Richard has posed a quote from Cole on the theme of the psalter. Much as I have benefited from Cole's paper on psalms 1, 2 and 149, I think that a single word can sum up the theme of the psalter: praise.
Why do I pick this one word? Because of the cumulative weighting of praise (הַלְל) in Book 5 as the chart on the left shows. One could also read into the weighting of forever in book 5, לְעוֹלָם - so there it is - praise for ever. I expect that תהלים, the name for the Psalms that is traditional in Hebrew thought, comes from similar observation. Psalm 22:3 captures it also: יוֹשֵׁב תְּהִלּוֹת יִשְׂרָאֵל - enthroned on the praises of Israel. John Hobbins has a nice expansion on the word praise here.
Eventually, I want to move from the multi-thematic frequently used words of the Psalter to this single aspect of praise. How does such a theme arise out of a long and tortuous tradition and an equally long and fractious history? How does it unify the movement from the wicked to the saints exemplified by the plural of Psalm 1 and the judgment of the plural חֲסִידִים in Psalm 149? This word is usually rendered as saints - but it is like its root, chesed, untranslatable. It means those to whom God has shown his chesed or those who are under God's protection, in this case loving kindness or mercy as shown through the covenant. (Lots of words for one word!)
We have seen the words that suggest to us that there are many themes in the Psalter: Whether it is the 8 repeated words of Psalm 119 that expand on the nurturing love of God for each individual and for the chosen, or whether it is the promise of covenant and the lament at its difficulty that pervades books 1 to 3, it is clear that enemies, troubles, sins, and failures, mercy, delight, and joy of the people - both chosen and otherwise - provide the context in which faith and trust in God's instruction are expressed.

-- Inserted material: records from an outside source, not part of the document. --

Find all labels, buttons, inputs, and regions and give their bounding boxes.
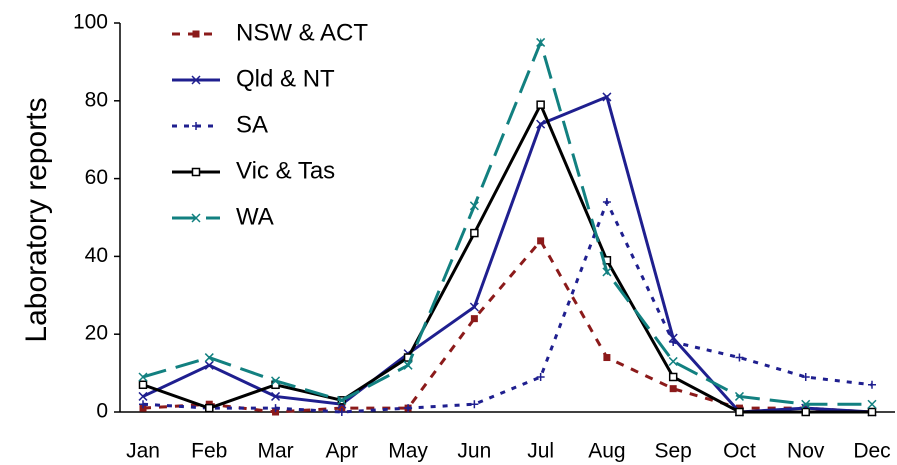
legend-label: Qld & NT [236, 65, 335, 92]
marker [470, 228, 479, 238]
marker [271, 376, 281, 386]
series-line [142, 37, 872, 406]
marker [204, 360, 214, 370]
marker [191, 167, 201, 177]
marker [271, 391, 281, 401]
x-tick-label: May [388, 440, 428, 463]
x-tick-label: Aug [588, 440, 625, 463]
marker [191, 75, 201, 85]
marker [669, 385, 677, 393]
marker [337, 408, 346, 416]
marker [735, 407, 744, 417]
x-tick-label: Jul [527, 440, 554, 463]
marker [735, 353, 744, 362]
marker [139, 400, 147, 409]
y-tick-label: 80 [85, 88, 108, 111]
marker [801, 399, 811, 409]
marker [192, 30, 200, 38]
x-tick-label: Mar [257, 440, 293, 463]
legend-label: Vic & Tas [236, 157, 335, 184]
marker [668, 372, 678, 382]
marker [867, 399, 877, 409]
marker [801, 372, 810, 381]
y-tick-label: 100 [73, 11, 108, 34]
marker [536, 372, 545, 381]
marker [801, 407, 810, 417]
marker [469, 302, 479, 312]
x-tick-label: Nov [787, 440, 825, 463]
marker [470, 400, 479, 409]
marker [668, 356, 678, 366]
x-tick-label: Apr [325, 440, 358, 463]
y-tick-label: 60 [85, 166, 108, 189]
marker [403, 360, 413, 370]
y-tick-label: 40 [85, 244, 108, 267]
marker [602, 197, 611, 206]
marker [271, 404, 280, 413]
x-tick-label: Sep [654, 440, 691, 463]
x-tick-label: Dec [853, 440, 890, 463]
marker [536, 37, 546, 47]
marker [191, 213, 201, 223]
marker [204, 353, 214, 363]
marker [404, 404, 413, 413]
marker [205, 403, 214, 413]
marker [192, 122, 200, 130]
marker [469, 201, 479, 211]
marker [669, 337, 678, 346]
series-line [142, 101, 872, 414]
series-line [142, 94, 873, 414]
marker [602, 267, 612, 277]
marker [138, 391, 148, 401]
marker [138, 372, 148, 382]
marker [867, 407, 877, 417]
marker [536, 119, 546, 129]
x-tick-label: Jan [126, 440, 160, 463]
series-line [142, 198, 873, 414]
marker [603, 354, 611, 362]
marker [734, 391, 744, 401]
y-axis-label: Laboratory reports [20, 97, 53, 342]
y-tick-label: 20 [85, 322, 108, 345]
x-tick-label: Jun [457, 440, 491, 463]
marker [602, 92, 612, 102]
marker [337, 395, 347, 405]
marker [537, 237, 545, 245]
y-tick-label: 0 [96, 400, 108, 423]
marker [138, 380, 148, 390]
x-tick-label: Oct [723, 440, 756, 463]
marker [536, 100, 545, 109]
marker [868, 380, 876, 389]
x-tick-label: Feb [191, 440, 227, 463]
legend-label: WA [236, 203, 274, 230]
marker [470, 315, 478, 323]
legend-label: NSW & ACT [236, 19, 368, 46]
legend-label: SA [236, 111, 268, 138]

I want also to return to my first questions on this blog over two years ago: why it is that there is no trumping of tradition by the words of Jesus in the letter to the Hebrews? Rather the tradition itself speaks of the anointing of the people and of the embodied dialogue of God with his equally concrete chosen anointed from the beginning, in the record of their lives and in the life of the nation.